Sejak peluit awal dibunyikan, PSPS tampil agresif. Anak asuh Aji Santoso langsung mengambil inisiatif permainan dengan tekanan tinggi melalui skema gegenpress. Strategi tersebut sempat membuat Persiraja kesulitan mengembangkan permainan dan lebih banyak bertahan pada menit-menit awal.
Peluang emas PSPS datang pada menit ke-14. Rafly Selang berhasil menembus pertahanan lawan dan berhadapan langsung dengan kiper Persiraja, Reza. Namun, peluang tersebut gagal berbuah gol setelah Reza melakukan penyelamatan gemilang, termasuk saat Vieri Donny mencoba memanfaatkan bola muntah.
Saat PSPS masih berupaya menjaga momentum, situasi justru berbalik. Persiraja mendapat hadiah penalti pada menit ke-19 usai Connor Flynn terjatuh di kotak terlarang setelah berduel dengan Douglas Cruz. Wasit memutuskan penalti setelah melakukan peninjauan melalui VAR.
Eksekusi awal Flynn sebenarnya mampu digagalkan kiper PSPS, Muhammad Darmawan.

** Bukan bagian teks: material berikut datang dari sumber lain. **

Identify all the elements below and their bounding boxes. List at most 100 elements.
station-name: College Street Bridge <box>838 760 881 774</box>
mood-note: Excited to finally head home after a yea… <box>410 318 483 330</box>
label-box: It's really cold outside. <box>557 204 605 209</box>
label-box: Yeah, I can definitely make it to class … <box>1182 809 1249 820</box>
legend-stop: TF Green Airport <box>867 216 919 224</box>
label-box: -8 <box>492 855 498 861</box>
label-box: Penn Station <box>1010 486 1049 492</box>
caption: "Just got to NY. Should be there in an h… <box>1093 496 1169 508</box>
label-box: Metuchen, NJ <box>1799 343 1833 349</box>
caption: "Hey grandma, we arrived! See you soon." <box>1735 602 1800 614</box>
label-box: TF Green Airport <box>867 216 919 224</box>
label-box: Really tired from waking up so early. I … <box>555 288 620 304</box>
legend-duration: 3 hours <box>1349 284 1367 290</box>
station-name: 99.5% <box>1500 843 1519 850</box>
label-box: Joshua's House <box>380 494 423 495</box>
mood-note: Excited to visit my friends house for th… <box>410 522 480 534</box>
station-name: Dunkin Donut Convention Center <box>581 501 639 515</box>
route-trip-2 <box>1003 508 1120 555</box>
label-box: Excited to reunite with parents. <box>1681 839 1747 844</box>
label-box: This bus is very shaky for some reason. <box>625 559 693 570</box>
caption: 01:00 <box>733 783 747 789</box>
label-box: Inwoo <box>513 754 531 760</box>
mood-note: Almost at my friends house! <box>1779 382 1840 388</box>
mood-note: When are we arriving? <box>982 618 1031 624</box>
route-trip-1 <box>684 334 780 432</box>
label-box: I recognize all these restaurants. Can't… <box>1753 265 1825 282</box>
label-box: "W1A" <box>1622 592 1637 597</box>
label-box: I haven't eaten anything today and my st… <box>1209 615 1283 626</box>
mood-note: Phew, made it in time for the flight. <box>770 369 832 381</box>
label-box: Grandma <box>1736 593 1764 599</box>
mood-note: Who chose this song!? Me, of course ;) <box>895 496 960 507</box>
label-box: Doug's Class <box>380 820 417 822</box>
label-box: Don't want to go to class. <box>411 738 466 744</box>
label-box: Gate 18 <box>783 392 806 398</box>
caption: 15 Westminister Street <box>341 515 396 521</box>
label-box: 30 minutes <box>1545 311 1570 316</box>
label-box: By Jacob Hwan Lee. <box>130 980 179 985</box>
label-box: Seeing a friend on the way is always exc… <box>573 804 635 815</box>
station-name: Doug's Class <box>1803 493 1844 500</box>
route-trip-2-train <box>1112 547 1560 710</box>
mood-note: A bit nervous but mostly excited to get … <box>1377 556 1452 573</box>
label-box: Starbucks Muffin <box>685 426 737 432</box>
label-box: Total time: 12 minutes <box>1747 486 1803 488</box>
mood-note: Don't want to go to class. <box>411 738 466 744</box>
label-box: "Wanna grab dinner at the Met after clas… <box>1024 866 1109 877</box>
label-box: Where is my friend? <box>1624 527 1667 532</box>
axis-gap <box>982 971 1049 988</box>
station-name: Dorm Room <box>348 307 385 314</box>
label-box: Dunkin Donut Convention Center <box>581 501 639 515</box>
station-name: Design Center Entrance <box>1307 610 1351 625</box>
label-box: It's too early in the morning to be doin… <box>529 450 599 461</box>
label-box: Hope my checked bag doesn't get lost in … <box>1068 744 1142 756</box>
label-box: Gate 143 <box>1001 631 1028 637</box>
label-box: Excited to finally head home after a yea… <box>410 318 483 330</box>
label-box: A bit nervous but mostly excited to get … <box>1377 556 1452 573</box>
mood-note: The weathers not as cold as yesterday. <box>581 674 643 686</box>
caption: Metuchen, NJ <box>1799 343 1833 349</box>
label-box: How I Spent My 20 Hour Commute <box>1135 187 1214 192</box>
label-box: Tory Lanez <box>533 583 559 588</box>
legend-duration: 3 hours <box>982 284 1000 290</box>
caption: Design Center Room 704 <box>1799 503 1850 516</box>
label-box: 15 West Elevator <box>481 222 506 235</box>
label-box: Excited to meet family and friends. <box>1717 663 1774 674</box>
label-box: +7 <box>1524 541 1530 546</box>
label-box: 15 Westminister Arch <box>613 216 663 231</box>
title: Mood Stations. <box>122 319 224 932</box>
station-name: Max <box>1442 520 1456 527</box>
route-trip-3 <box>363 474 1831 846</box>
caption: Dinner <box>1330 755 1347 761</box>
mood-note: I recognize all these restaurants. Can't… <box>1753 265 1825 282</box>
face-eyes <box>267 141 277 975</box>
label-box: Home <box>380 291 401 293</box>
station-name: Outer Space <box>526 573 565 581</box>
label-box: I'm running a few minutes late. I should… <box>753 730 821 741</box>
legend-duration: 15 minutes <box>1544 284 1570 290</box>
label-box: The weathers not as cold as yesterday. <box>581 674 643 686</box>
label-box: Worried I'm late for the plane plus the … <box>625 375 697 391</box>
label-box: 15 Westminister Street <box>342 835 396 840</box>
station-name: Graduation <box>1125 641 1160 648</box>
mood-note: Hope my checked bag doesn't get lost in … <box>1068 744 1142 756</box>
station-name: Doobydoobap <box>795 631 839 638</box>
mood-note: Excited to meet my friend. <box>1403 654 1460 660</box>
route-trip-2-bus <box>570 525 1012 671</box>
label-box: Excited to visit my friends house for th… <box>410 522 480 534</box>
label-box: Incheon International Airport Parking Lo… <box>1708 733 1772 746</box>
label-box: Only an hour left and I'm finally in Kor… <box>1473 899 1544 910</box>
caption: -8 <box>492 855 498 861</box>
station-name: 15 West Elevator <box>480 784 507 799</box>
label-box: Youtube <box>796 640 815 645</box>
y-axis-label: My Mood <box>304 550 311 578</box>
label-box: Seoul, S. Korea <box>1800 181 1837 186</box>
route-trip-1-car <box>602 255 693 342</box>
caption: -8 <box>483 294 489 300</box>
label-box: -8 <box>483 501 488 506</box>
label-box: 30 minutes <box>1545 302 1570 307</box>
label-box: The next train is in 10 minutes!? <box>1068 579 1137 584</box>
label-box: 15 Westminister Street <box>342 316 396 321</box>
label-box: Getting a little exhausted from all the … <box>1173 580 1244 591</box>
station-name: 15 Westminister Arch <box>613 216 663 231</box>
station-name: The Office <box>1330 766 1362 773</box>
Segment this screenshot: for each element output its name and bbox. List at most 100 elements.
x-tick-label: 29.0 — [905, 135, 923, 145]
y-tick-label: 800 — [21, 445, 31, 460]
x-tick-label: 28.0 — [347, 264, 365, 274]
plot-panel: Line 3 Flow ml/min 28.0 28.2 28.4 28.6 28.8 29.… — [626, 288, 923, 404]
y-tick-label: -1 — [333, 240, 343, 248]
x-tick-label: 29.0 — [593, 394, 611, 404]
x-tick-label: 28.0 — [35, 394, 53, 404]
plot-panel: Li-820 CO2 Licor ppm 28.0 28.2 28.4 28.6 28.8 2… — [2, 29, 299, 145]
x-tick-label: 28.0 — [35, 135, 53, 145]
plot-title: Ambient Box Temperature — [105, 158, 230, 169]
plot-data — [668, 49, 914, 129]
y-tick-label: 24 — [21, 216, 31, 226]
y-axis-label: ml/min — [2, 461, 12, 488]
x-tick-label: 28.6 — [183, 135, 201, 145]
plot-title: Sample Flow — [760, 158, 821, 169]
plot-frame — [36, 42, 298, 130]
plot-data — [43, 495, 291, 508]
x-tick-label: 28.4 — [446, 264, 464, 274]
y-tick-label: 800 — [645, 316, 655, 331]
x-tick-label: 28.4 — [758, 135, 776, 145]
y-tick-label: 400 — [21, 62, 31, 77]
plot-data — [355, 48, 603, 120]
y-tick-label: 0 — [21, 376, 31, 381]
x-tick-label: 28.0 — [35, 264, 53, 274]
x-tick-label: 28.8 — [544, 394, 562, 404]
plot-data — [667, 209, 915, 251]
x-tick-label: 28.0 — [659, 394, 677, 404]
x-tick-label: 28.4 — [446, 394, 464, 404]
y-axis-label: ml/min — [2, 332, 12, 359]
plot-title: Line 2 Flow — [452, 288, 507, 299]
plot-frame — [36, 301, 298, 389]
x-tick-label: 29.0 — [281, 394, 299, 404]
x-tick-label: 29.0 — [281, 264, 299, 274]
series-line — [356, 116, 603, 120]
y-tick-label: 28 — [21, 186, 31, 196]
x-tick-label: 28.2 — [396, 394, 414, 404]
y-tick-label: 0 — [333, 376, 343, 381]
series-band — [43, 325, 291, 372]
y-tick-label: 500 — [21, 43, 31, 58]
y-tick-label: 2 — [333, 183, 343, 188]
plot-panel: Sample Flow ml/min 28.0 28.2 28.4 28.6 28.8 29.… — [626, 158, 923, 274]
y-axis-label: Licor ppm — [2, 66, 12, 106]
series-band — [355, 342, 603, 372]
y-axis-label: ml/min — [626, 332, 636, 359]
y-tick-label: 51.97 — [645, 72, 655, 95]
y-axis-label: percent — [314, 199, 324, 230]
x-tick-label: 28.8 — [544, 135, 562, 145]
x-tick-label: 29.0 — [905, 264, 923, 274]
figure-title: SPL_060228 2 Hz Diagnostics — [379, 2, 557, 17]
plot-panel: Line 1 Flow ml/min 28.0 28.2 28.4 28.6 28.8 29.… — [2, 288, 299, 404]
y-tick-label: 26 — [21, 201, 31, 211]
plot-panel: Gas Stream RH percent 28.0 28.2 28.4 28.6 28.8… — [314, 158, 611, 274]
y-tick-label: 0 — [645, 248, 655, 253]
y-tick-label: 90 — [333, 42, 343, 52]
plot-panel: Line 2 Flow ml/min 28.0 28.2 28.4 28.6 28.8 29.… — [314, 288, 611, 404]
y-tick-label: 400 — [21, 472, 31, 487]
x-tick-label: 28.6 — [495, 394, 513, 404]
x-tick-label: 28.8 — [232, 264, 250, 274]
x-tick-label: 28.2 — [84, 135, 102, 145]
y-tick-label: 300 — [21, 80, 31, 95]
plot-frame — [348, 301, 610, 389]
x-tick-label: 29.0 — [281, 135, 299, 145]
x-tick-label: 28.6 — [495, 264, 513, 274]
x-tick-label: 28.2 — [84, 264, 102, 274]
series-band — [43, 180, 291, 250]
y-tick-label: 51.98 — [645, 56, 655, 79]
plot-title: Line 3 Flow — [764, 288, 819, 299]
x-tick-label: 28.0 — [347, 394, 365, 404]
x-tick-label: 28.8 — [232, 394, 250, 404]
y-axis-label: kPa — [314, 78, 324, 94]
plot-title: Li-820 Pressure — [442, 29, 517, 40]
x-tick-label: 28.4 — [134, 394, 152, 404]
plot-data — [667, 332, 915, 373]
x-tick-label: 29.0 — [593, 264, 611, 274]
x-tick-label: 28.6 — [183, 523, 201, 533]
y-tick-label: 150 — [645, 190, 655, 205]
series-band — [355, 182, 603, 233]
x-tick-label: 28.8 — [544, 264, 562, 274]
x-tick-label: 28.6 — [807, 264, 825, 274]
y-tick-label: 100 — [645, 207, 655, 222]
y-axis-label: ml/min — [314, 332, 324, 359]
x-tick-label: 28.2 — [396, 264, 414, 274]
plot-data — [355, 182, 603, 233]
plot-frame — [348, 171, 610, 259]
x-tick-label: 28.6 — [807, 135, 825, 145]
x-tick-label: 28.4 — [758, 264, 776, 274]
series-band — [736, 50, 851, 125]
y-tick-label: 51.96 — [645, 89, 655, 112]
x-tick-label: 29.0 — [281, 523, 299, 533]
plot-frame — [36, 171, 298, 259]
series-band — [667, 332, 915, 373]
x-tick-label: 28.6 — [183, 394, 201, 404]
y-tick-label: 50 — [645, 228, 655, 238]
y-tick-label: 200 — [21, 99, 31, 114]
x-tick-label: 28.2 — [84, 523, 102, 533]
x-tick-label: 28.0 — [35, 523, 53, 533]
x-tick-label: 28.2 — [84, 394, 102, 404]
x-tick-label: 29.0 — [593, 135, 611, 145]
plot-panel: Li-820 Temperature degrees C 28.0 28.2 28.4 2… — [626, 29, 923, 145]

Namun penalti harus diulang karena Darmawan dinilai bergerak lebih dulu sebelum bola ditendang. Pada kesempatan kedua, Flynn tak menyia-nyiakan peluang dan sukses membawa Persiraja unggul.
Gol tersebut membuat kepercayaan diri Persiraja meningkat. PSPS masih mencoba menekan, tetapi mulai kehilangan konsentrasi terutama saat transisi bertahan. Tuan rumah bahkan nyaris menambah keunggulan lewat tendangan bebas Juan Mera yang masih bisa diamankan Darmawan.
Usai pertandingan, pelatih PSPS Pekanbaru Aji Santoso tetap memberikan apresiasi kepada Persiraja, namun mengaku kecewa dengan sejumlah keputusan wasit, terutama terkait penalti.
"Saya mengucapkan selamat kepada Persiraja. Mereka bermain bagus. Tapi memang ada beberapa keputusan yang menurut kami janggal, terutama terkait penalti,” kata Aji.
Pemain PSPS, Asir Azis, juga mengungkapkan hal serupa. Menurutnya, keputusan wasit cukup memengaruhi mental tim di tengah pertandingan, meski seluruh pemain sudah berjuang maksimal.
“Kami sudah berusaha semaksimal mungkin. Tapi keputusan-keputusan itu membuat mental kami turun. Semoga di putaran ketiga nanti kami bisa tampil lebih baik,” ujar Asir.
Kekalahan ini menjadi bahan evaluasi penting bagi PSPS Pekanbaru untuk memperbaiki performa dan menjaga konsistensi menjelang fase lanjutan kompetisi.